While we wait for these exciting events to begin, Malaysian writers have been distinguishing themselves on the international stage as well. At the 10th Xing Yun Literary Awards, a Taiwanese prize that aims to promote literature and art, Malaysian journalist Lim Yin Min won a prize for Best Journalistic Work for her article on Korean comfort women, ‘The Burdens They Carry, Please Put Them Down Gently,’ while writer Huang Yi Qin won an award for best work on Buddhist scriptures with his piece, ‘Burials.’
On the other side of the globe, Grace Shuyi Liew has been named an Emerging Writer Fellow at the Center for Fiction—Liew’s work deals largely with intergenerational traumas, Asian womanhood, and the trauma of coming to grips with a shared history. Another two Malaysian writers, Dr. Raja Rajeswari Seetha Raman and Lilian Woo have also received the Suryodaya Literary Excellence Award, an international award recognising authors for their contributions towards literature.
Finally, the release of the longlist for the Warwick Prize for Women in Translation has also been released, with two Malaysian-born women on the list: Lake like a Mirror by Ho Sok Fong, translated from Mandarin by Natascha Bruce, and The Way Through the Woods by Long Litt Woon, translated from Norwegian by Barbara Haveland.
Sarah Moore, Blog Editor, reporting from France
A second lockdown has begun in France starting from today, which has caused great anxiety for bookshops and libraries, which must close their doors to the public.
Following President Macron’s announcement on Wednesday evening, the French booksellers’ association (Syndicat de la Librairie Française, SLF), publishers’ association (Syndicat national de l’édition, SNE), and the writers’ council (Conseil Permanent des Ecrivains, CPE) wrote a joint statement requesting that bookshops be allowed to stay open. Whilst they acknowledge that the “click and collect” system has already been put in place in many bookshops, they highlight the importance of pre-Christmas book sales for the industry, when “more than a quarter of [the year’s] books are bought.” With books being “the present given most often by the French,” independent bookshops rely heavily on these end-of-year sales. The three groups insist that bookshops can continue to cater for their customers whilst maintaining “safe and proven hygiene requirements.”
Yet France has seen an alarming rise in new cases, deaths, and occupied ICU beds. Roselyne Bachelot, the Minister for Culture, said yesterday that closing bookshops was a “very difficult decision but indispensable for containing the virus.” But the Goncourt Academy, due to announce the 2020 winner of France’s most prestigious literary prize on November 10, has voiced its support for bookshops. Postponing their announcement to a date that will be decided according to the health situation, they affirmed their “total support for bookshops facing such a difficult new period.”

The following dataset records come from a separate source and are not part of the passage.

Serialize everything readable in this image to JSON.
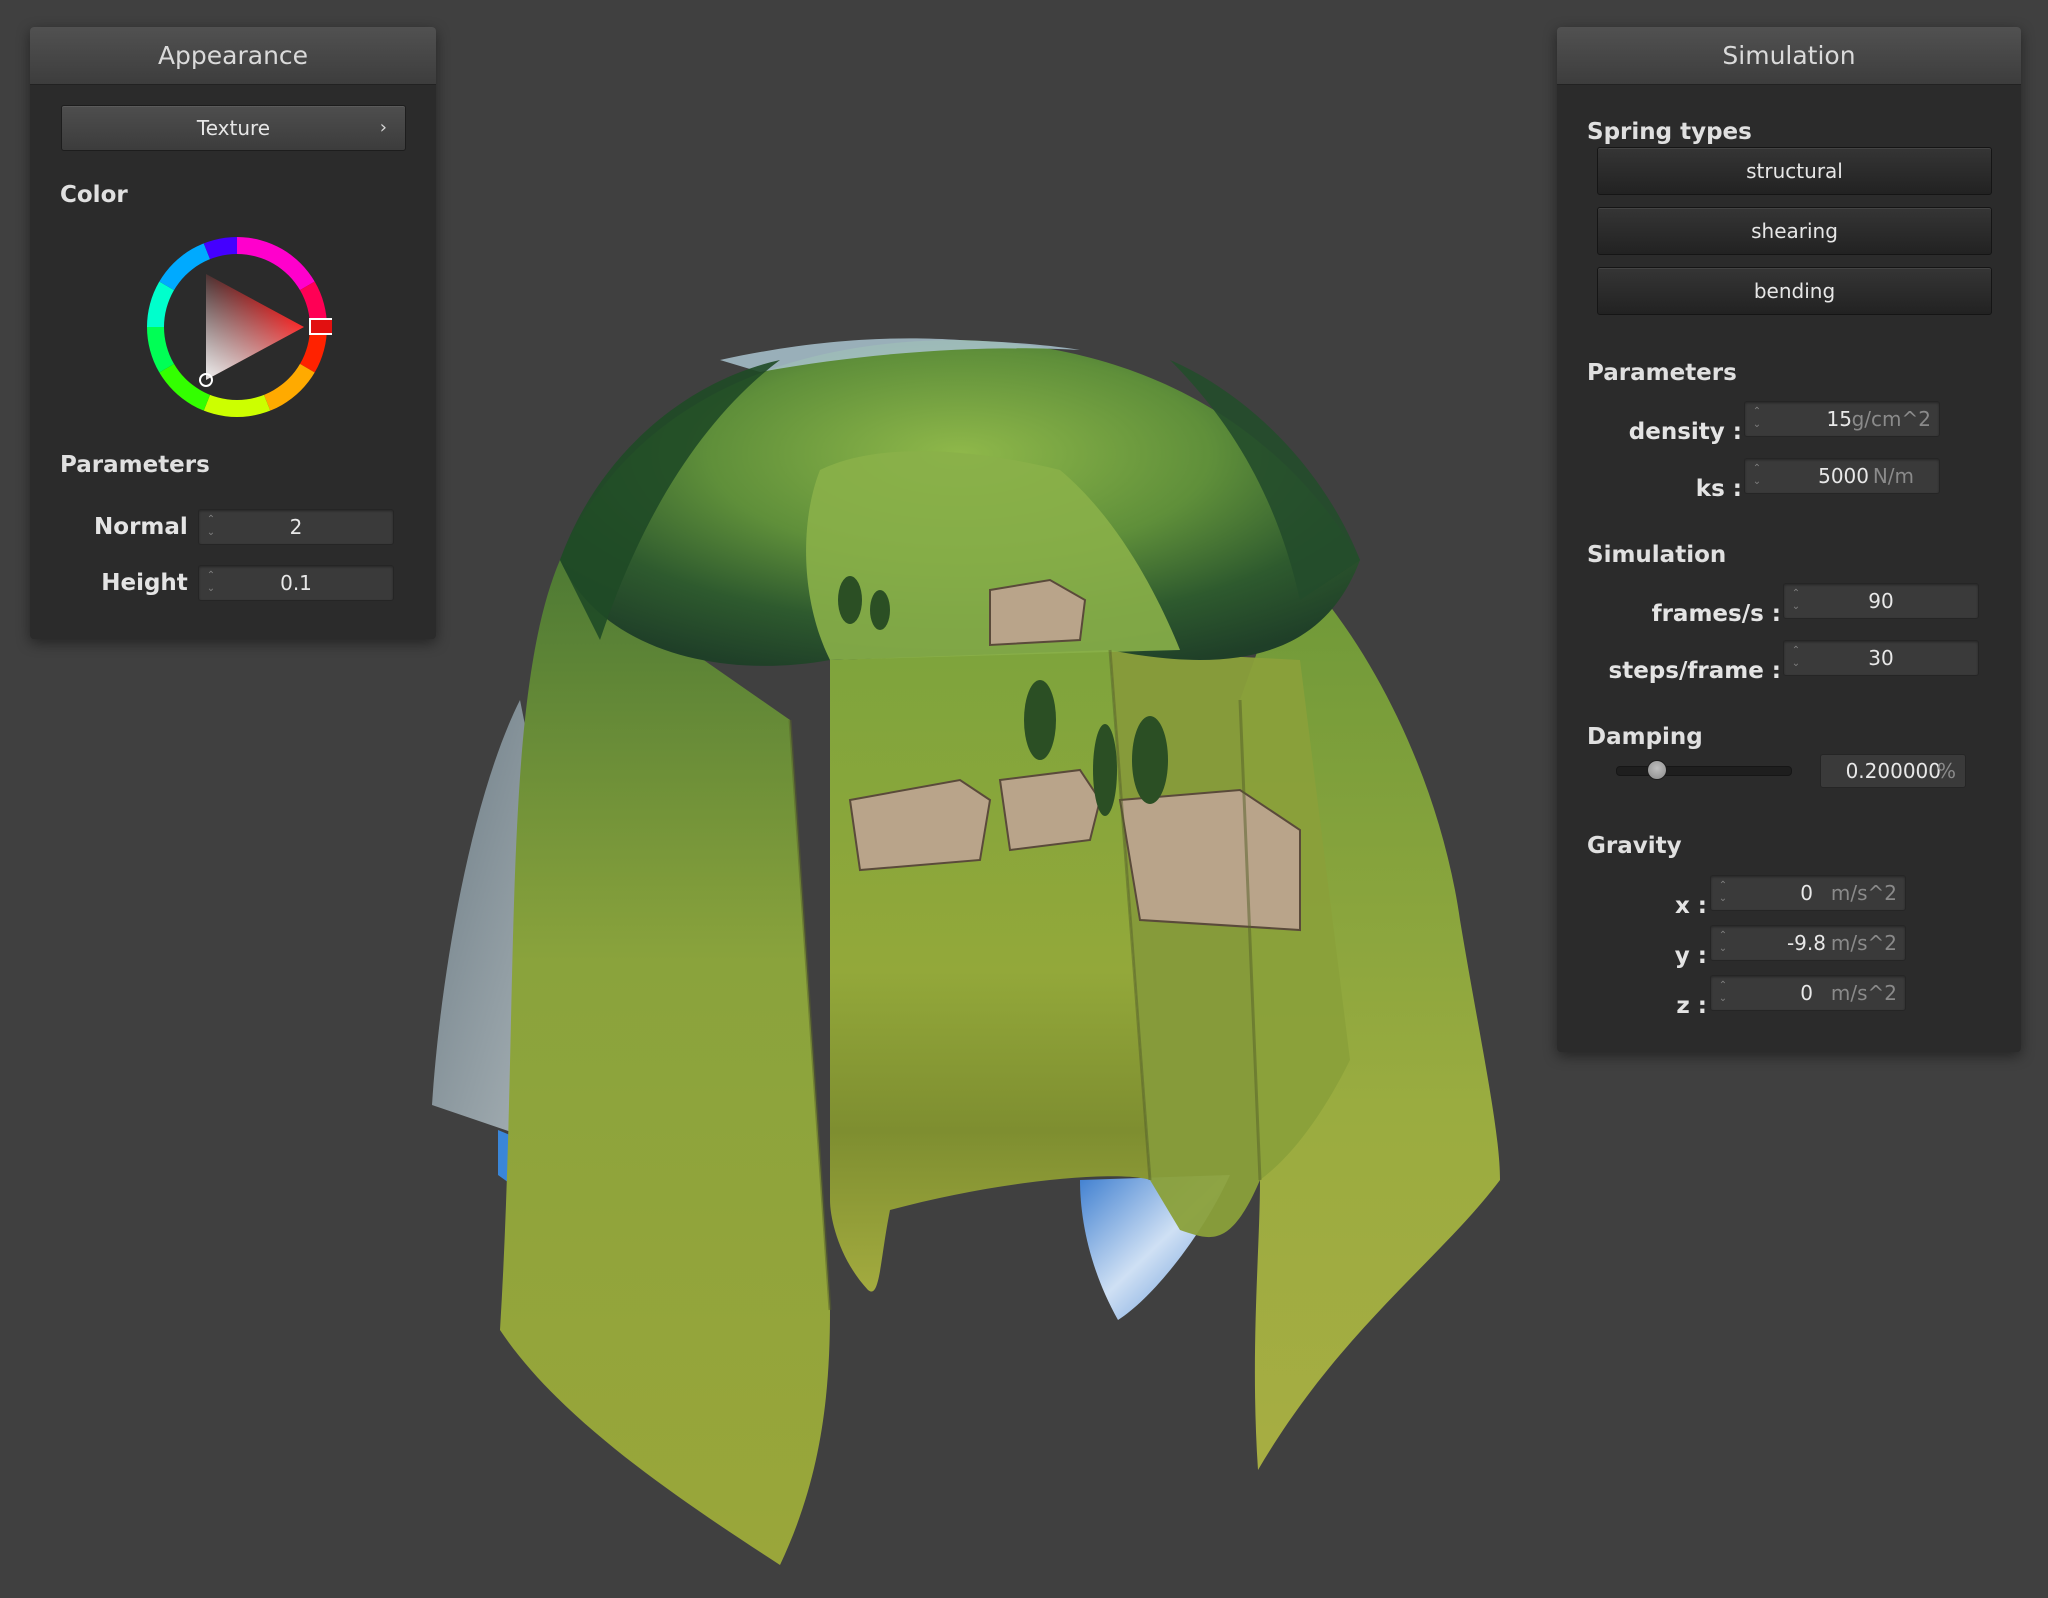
{
  "appearance": {
    "title": "Appearance",
    "texture_button": {
      "label": "Texture",
      "chevron": "›"
    },
    "color_label": "Color",
    "color_wheel": {
      "selected_hue": "#ff0000",
      "ring": "hsv-ring",
      "triangle": "sv-triangle"
    },
    "parameters_label": "Parameters",
    "normal": {
      "label": "Normal :",
      "value": "2"
    },
    "height": {
      "label": "Height :",
      "value": "0.1"
    }
  },
  "simulation": {
    "title": "Simulation",
    "spring_types_label": "Spring types",
    "spring_buttons": [
      "structural",
      "shearing",
      "bending"
    ],
    "parameters_label": "Parameters",
    "density": {
      "label": "density :",
      "value": "15",
      "unit": "g/cm^2"
    },
    "ks": {
      "label": "ks :",
      "value": "5000",
      "unit": "N/m"
    },
    "simulation_label": "Simulation",
    "fps": {
      "label": "frames/s :",
      "value": "90"
    },
    "steps": {
      "label": "steps/frame :",
      "value": "30"
    },
    "damping_label": "Damping",
    "damping": {
      "slider_level": 0.2,
      "value": "0.200000",
      "unit": "%"
    },
    "gravity_label": "Gravity",
    "gravity": [
      {
        "label": "x :",
        "value": "0",
        "unit": "m/s^2"
      },
      {
        "label": "y :",
        "value": "-9.8",
        "unit": "m/s^2"
      },
      {
        "label": "z :",
        "value": "0",
        "unit": "m/s^2"
      }
    ]
  },
  "viewport": {
    "background": "#404040",
    "object": "textured-cloth-mesh"
  }
}
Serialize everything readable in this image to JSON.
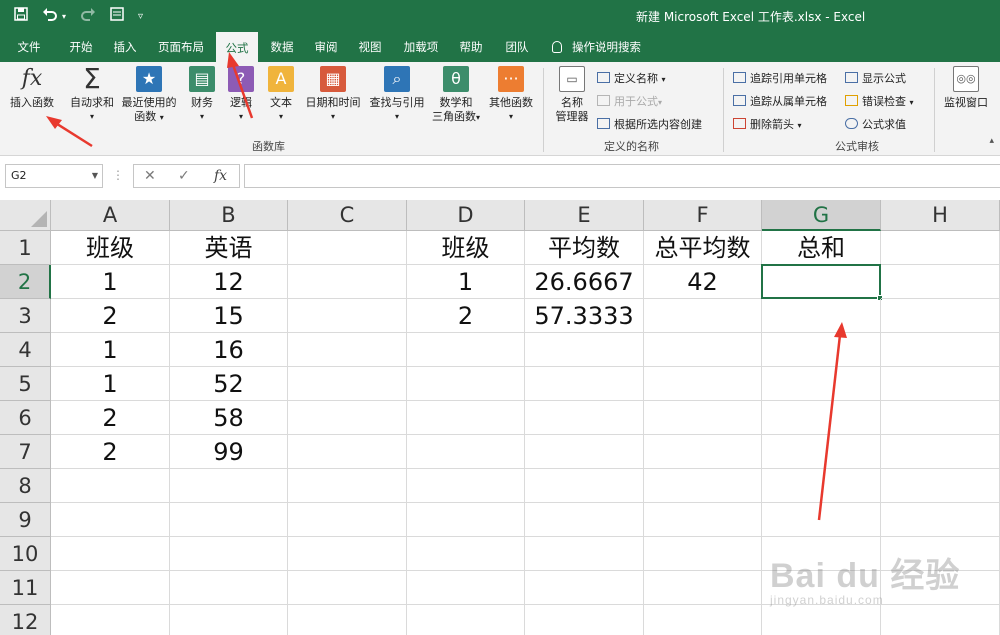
{
  "titlebar": {
    "title": "新建 Microsoft Excel 工作表.xlsx  -  Excel",
    "colors": {
      "brand": "#217346"
    }
  },
  "qat": {
    "icons": [
      "save-icon",
      "undo-icon",
      "redo-icon",
      "form-icon",
      "customize-icon"
    ]
  },
  "tabs": {
    "items": [
      "文件",
      "开始",
      "插入",
      "页面布局",
      "公式",
      "数据",
      "审阅",
      "视图",
      "加载项",
      "帮助",
      "团队"
    ],
    "active": "公式",
    "tell_me": "操作说明搜索"
  },
  "ribbon": {
    "function_library": {
      "label": "函数库",
      "insert_function": "插入函数",
      "autosum": "自动求和",
      "recent_1": "最近使用的",
      "recent_2": "函数",
      "financial": "财务",
      "logical": "逻辑",
      "text": "文本",
      "datetime": "日期和时间",
      "lookup": "查找与引用",
      "math_1": "数学和",
      "math_2": "三角函数",
      "more": "其他函数"
    },
    "defined_names": {
      "label": "定义的名称",
      "manager_1": "名称",
      "manager_2": "管理器",
      "define_name": "定义名称",
      "use_in_formula": "用于公式",
      "create_from_selection": "根据所选内容创建"
    },
    "auditing": {
      "label": "公式审核",
      "trace_precedents": "追踪引用单元格",
      "trace_dependents": "追踪从属单元格",
      "remove_arrows": "删除箭头",
      "show_formulas": "显示公式",
      "error_checking": "错误检查",
      "evaluate_formula": "公式求值"
    },
    "watch_window": "监视窗口"
  },
  "formula_bar": {
    "name_box": "G2",
    "cancel": "✕",
    "enter": "✓",
    "fx": "fx",
    "content": ""
  },
  "grid": {
    "columns": [
      "A",
      "B",
      "C",
      "D",
      "E",
      "F",
      "G",
      "H"
    ],
    "rows": [
      "1",
      "2",
      "3",
      "4",
      "5",
      "6",
      "7",
      "8",
      "9",
      "10",
      "11",
      "12"
    ],
    "selected_cell": "G2",
    "cells": {
      "A1": "班级",
      "B1": "英语",
      "D1": "班级",
      "E1": "平均数",
      "F1": "总平均数",
      "G1": "总和",
      "A2": "1",
      "B2": "12",
      "D2": "1",
      "E2": "26.6667",
      "F2": "42",
      "G2": "",
      "A3": "2",
      "B3": "15",
      "D3": "2",
      "E3": "57.3333",
      "A4": "1",
      "B4": "16",
      "A5": "1",
      "B5": "52",
      "A6": "2",
      "B6": "58",
      "A7": "2",
      "B7": "99"
    }
  },
  "watermark": {
    "logo": "Bai du 经验",
    "url": "jingyan.baidu.com"
  }
}
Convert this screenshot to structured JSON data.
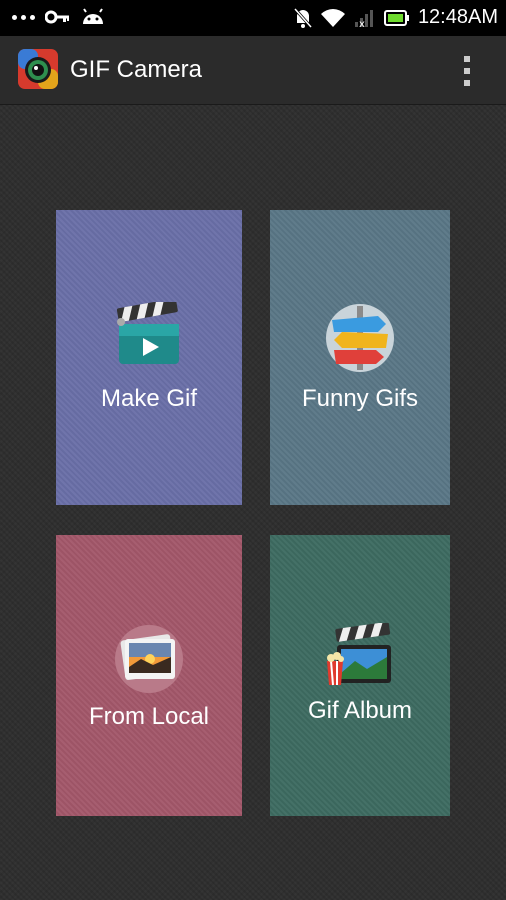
{
  "status_bar": {
    "time": "12:48AM",
    "icons": [
      "dots-icon",
      "key-icon",
      "android-icon",
      "muted-bell-icon",
      "wifi-icon",
      "signal-icon",
      "battery-icon"
    ]
  },
  "action_bar": {
    "title": "GIF Camera",
    "app_icon": "gif-camera-app-icon",
    "menu_icon": "overflow-menu-icon"
  },
  "tiles": [
    {
      "label": "Make Gif",
      "icon": "clapperboard-play-icon",
      "color": "#6a6fa8"
    },
    {
      "label": "Funny Gifs",
      "icon": "signpost-icon",
      "color": "#5a7786"
    },
    {
      "label": "From Local",
      "icon": "photo-stack-icon",
      "color": "#a3576a"
    },
    {
      "label": "Gif Album",
      "icon": "movie-album-icon",
      "color": "#3d6b61"
    }
  ]
}
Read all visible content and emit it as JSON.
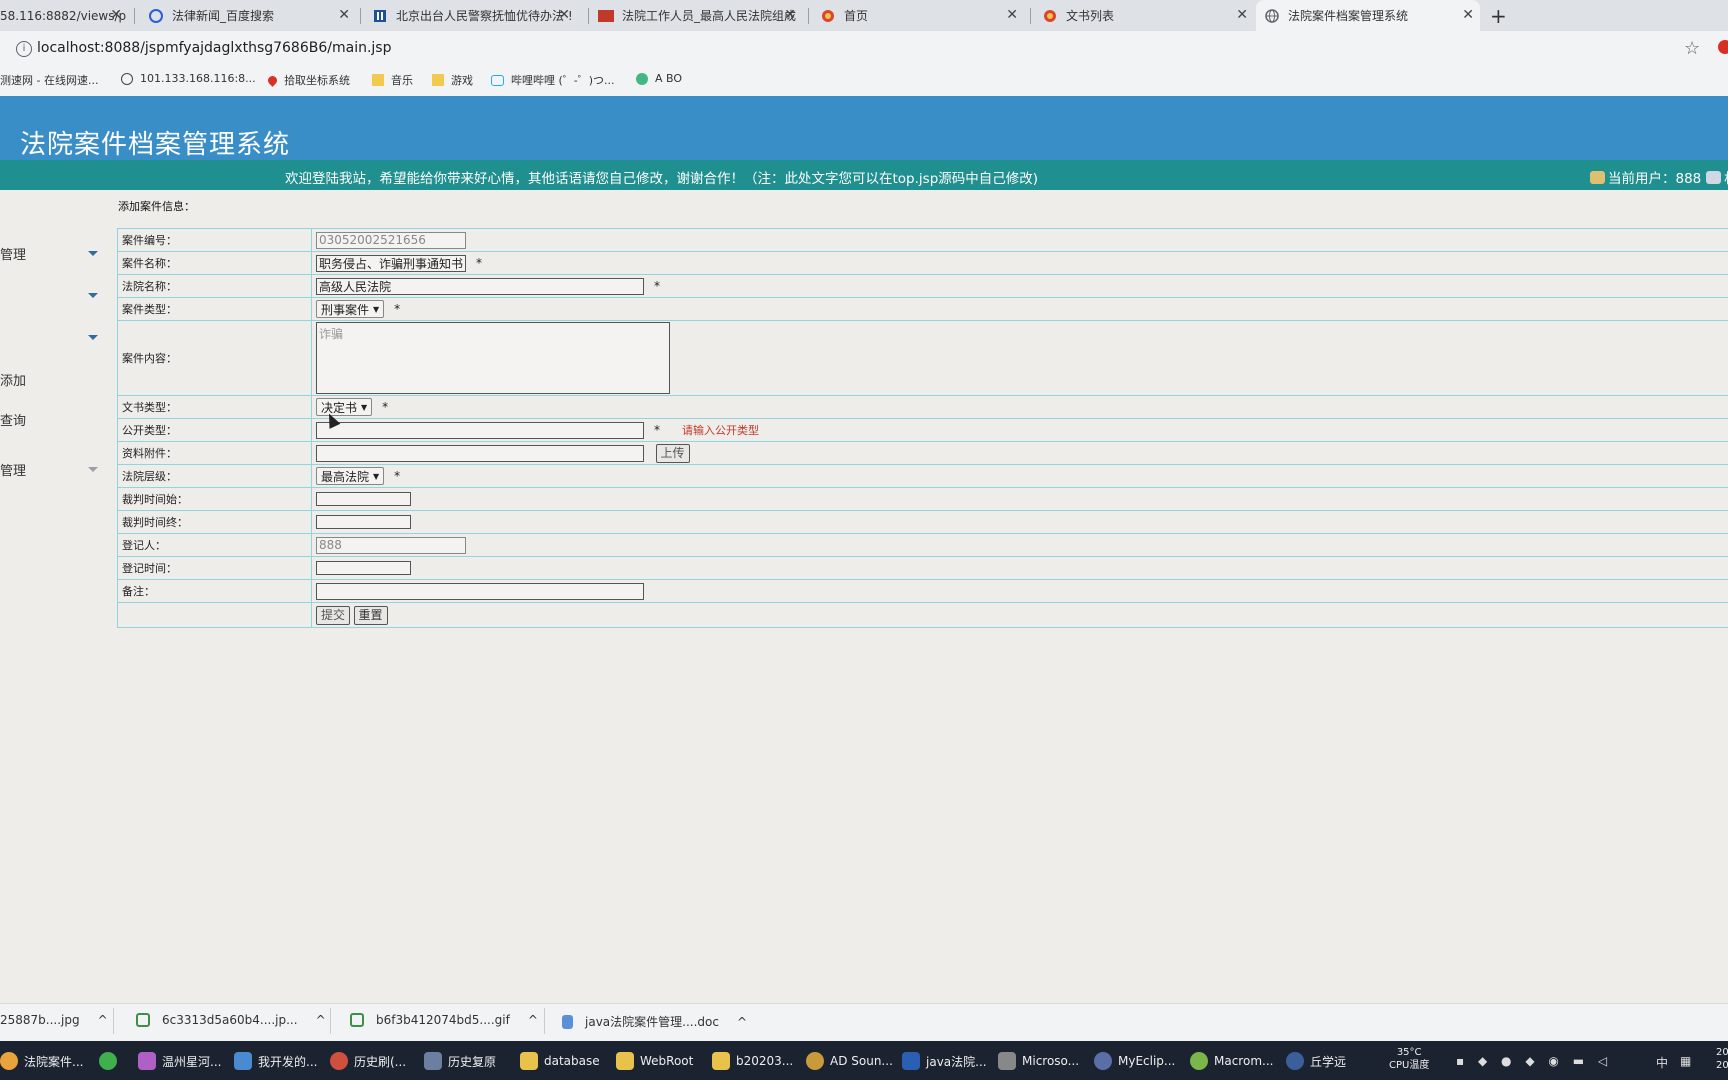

In line for this year’s Goncourt Prize are: Oulipo member Hervé le Tellier for his latest novel, L’anomalie (The Anomaly); Thésée, sa nouvelle vie (Theseus, his new life) by Camille de Toledo; L’Historiographe du royaume (The Historiographer of the Kingdom) by Maël Renouard; and Les Impatientes (The Impatient Women) by Djaïli Amadou Amal. Whilst le Tellier is widely tipped as favourite, readers will now have to wait for a winner.